Cloud Infrastructure Spending Hits $102.6 Billion in Q3 2025
Global spending on cloud infrastructure services surged to $102.6 billion in the third quarter of 2025, according to research from Omdia. This figure represents a substantial increase of 25% year-on-year and marks the fifth consecutive quarter of growth exceeding 20%. This trend is driven largely by a heightened enterprise demand for artificial intelligence (AI), which is transitioning from initial testing phases to full production deployment.

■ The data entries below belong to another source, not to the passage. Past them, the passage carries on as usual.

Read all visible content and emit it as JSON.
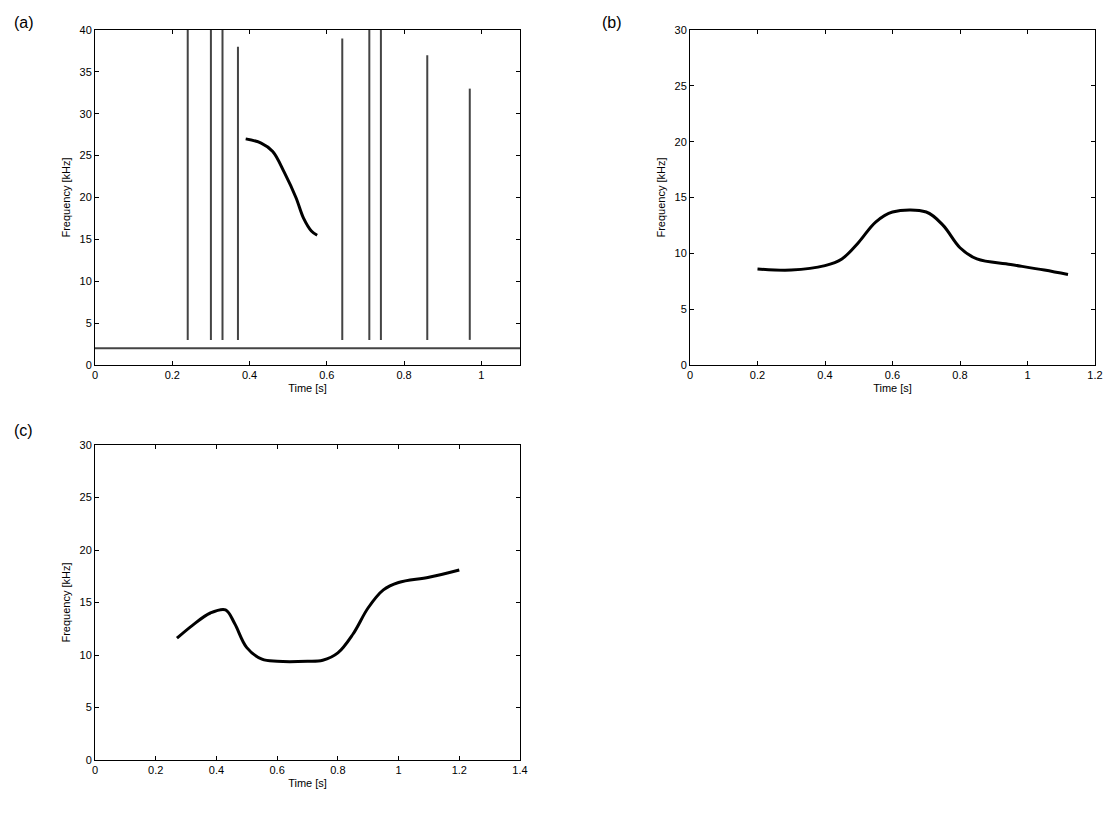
{
  "chart_data": [
    {
      "type": "line",
      "title": "(a)",
      "x_label": "Time [s]",
      "y_label": "Frequency [kHz]",
      "xlim": [
        0,
        1.1
      ],
      "xticks": [
        0,
        0.2,
        0.4,
        0.6,
        0.8,
        1
      ],
      "ylim": [
        0,
        40
      ],
      "yticks": [
        0,
        5,
        10,
        15,
        20,
        25,
        30,
        35,
        40
      ],
      "grid": false,
      "series": [
        {
          "type": "line",
          "color": "#000000",
          "line_style": "solid",
          "x": [
            0.39,
            0.43,
            0.46,
            0.49,
            0.52,
            0.54,
            0.56,
            0.575
          ],
          "values": [
            27,
            26.5,
            25.5,
            23,
            20,
            17.5,
            16,
            15.5
          ]
        },
        {
          "type": "line",
          "color": "#444444",
          "line_style": "solid",
          "x": [
            0.24,
            0.24,
            null,
            0.3,
            0.3,
            null,
            0.33,
            0.33,
            null,
            0.37,
            0.37,
            null,
            0.64,
            0.64,
            null,
            0.71,
            0.71,
            null,
            0.74,
            0.74,
            null,
            0.86,
            0.86,
            null,
            0.97,
            0.97
          ],
          "values": [
            3,
            40,
            null,
            3,
            40,
            null,
            3,
            40,
            null,
            3,
            38,
            null,
            3,
            39,
            null,
            3,
            40,
            null,
            3,
            40,
            null,
            3,
            37,
            null,
            3,
            33
          ]
        },
        {
          "type": "line",
          "color": "#444444",
          "line_style": "solid",
          "x": [
            0,
            1.1
          ],
          "values": [
            2,
            2
          ]
        }
      ]
    },
    {
      "type": "line",
      "title": "(b)",
      "x_label": "Time [s]",
      "y_label": "Frequency [kHz]",
      "xlim": [
        0,
        1.2
      ],
      "xticks": [
        0,
        0.2,
        0.4,
        0.6,
        0.8,
        1,
        1.2
      ],
      "ylim": [
        0,
        30
      ],
      "yticks": [
        0,
        5,
        10,
        15,
        20,
        25,
        30
      ],
      "grid": false,
      "series": [
        {
          "type": "line",
          "color": "#000000",
          "line_style": "solid",
          "x": [
            0.2,
            0.3,
            0.4,
            0.45,
            0.5,
            0.55,
            0.6,
            0.7,
            0.75,
            0.8,
            0.85,
            0.95,
            1.05,
            1.12
          ],
          "values": [
            8.6,
            8.5,
            8.9,
            9.5,
            11,
            12.8,
            13.7,
            13.7,
            12.5,
            10.5,
            9.5,
            9,
            8.5,
            8.1
          ]
        }
      ]
    },
    {
      "type": "line",
      "title": "(c)",
      "x_label": "Time [s]",
      "y_label": "Frequency [kHz]",
      "xlim": [
        0,
        1.4
      ],
      "xticks": [
        0,
        0.2,
        0.4,
        0.6,
        0.8,
        1,
        1.2,
        1.4
      ],
      "ylim": [
        0,
        30
      ],
      "yticks": [
        0,
        5,
        10,
        15,
        20,
        25,
        30
      ],
      "grid": false,
      "series": [
        {
          "type": "line",
          "color": "#000000",
          "line_style": "solid",
          "x": [
            0.27,
            0.32,
            0.38,
            0.43,
            0.46,
            0.5,
            0.55,
            0.6,
            0.7,
            0.75,
            0.8,
            0.85,
            0.9,
            0.95,
            1.0,
            1.1,
            1.2
          ],
          "values": [
            11.6,
            12.8,
            14,
            14.3,
            13,
            10.7,
            9.6,
            9.4,
            9.4,
            9.5,
            10.2,
            12,
            14.5,
            16.2,
            16.9,
            17.4,
            18.1
          ]
        }
      ]
    }
  ]
}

The major players in the cloud market maintained their positions. Amazon Web Services (AWS), Microsoft Azure, and Google Cloud collectively accounted for 66% of total spending in the sector. The three companies achieved a combined growth rate of 29% year-on-year. AWS reported a notable revenue growth of 20%, its strongest performance since 2022, and held a market share of 32%. Omdia attributes this uptick to a reduction in compute supply constraints and increasing demand, particularly influenced by AWS’s partnership with Anthropic.
Microsoft Azure, the second-largest cloud provider, maintained a 22% market share while experiencing a remarkable 40% year-on-year revenue growth. Google Cloud also recorded significant progress, achieving a 36% increase in revenue compared to the previous year, thereby raising its market share to 11%, primarily due to its enterprise AI offerings.
Backlogs and Investment Trends
Backlogs among leading cloud providers have continued to grow, with all three companies reporting increases during the third quarter. AWS noted a total backlog of $200 billion by the end of the quarter, while Google Cloud’s backlog surged to $157.7 billion, a sharp rise from $108.2 billion in the second quarter of 2025.
Omdia highlighted that as enterprises seek to enhance their AI capabilities, hyperscalers are shifting towards platform-level AI strategies. AWS, Microsoft Azure, and Google Cloud are integrating proprietary foundation models alongside a broader range of third-party and open-weight models. This strategy focuses on leveraging managed platforms and services such as Amazon Bedrock, Azure AI Foundry, and Vertex AI’s Model Garden to expand their support for customers.
Rachel Brindley, senior director at Omdia, emphasized the importance of collaboration across the cloud ecosystem, stating, “Multi-model support is increasingly viewed as a production requirement rather than a feature, as enterprises seek resilience, cost control, and deployment flexibility across generative AI workloads.”
Challenges in Real-World Deployment
Despite the optimistic growth figures, many organizations are still grappling with real-world deployment of AI technologies. Omdia has noted that hyperscalers are increasing investments in agent build-and-run capabilities to address these challenges. Recent initiatives include AWS AgentCore and Microsoft’s Agent Framework, which aim to provide standardized foundational capabilities to help businesses build, deploy, and operate AI agents more effectively in production environments.
Yi Zhang, senior analyst at Omdia, pointed out the hurdles many enterprises face: “Many enterprises still lack standardized building blocks that can support business continuity, customer experience, and compliance at the same time, which is slowing the real-world deployment of AI agents.” Zhang added that hyperscalers are stepping in to facilitate easier construction and operation of agents in production settings through platform-led approaches.
As the demand for cloud services continues to rise, the industry appears poised for further growth, with ongoing investments aimed at overcoming deployment challenges and enhancing AI capabilities across various sectors.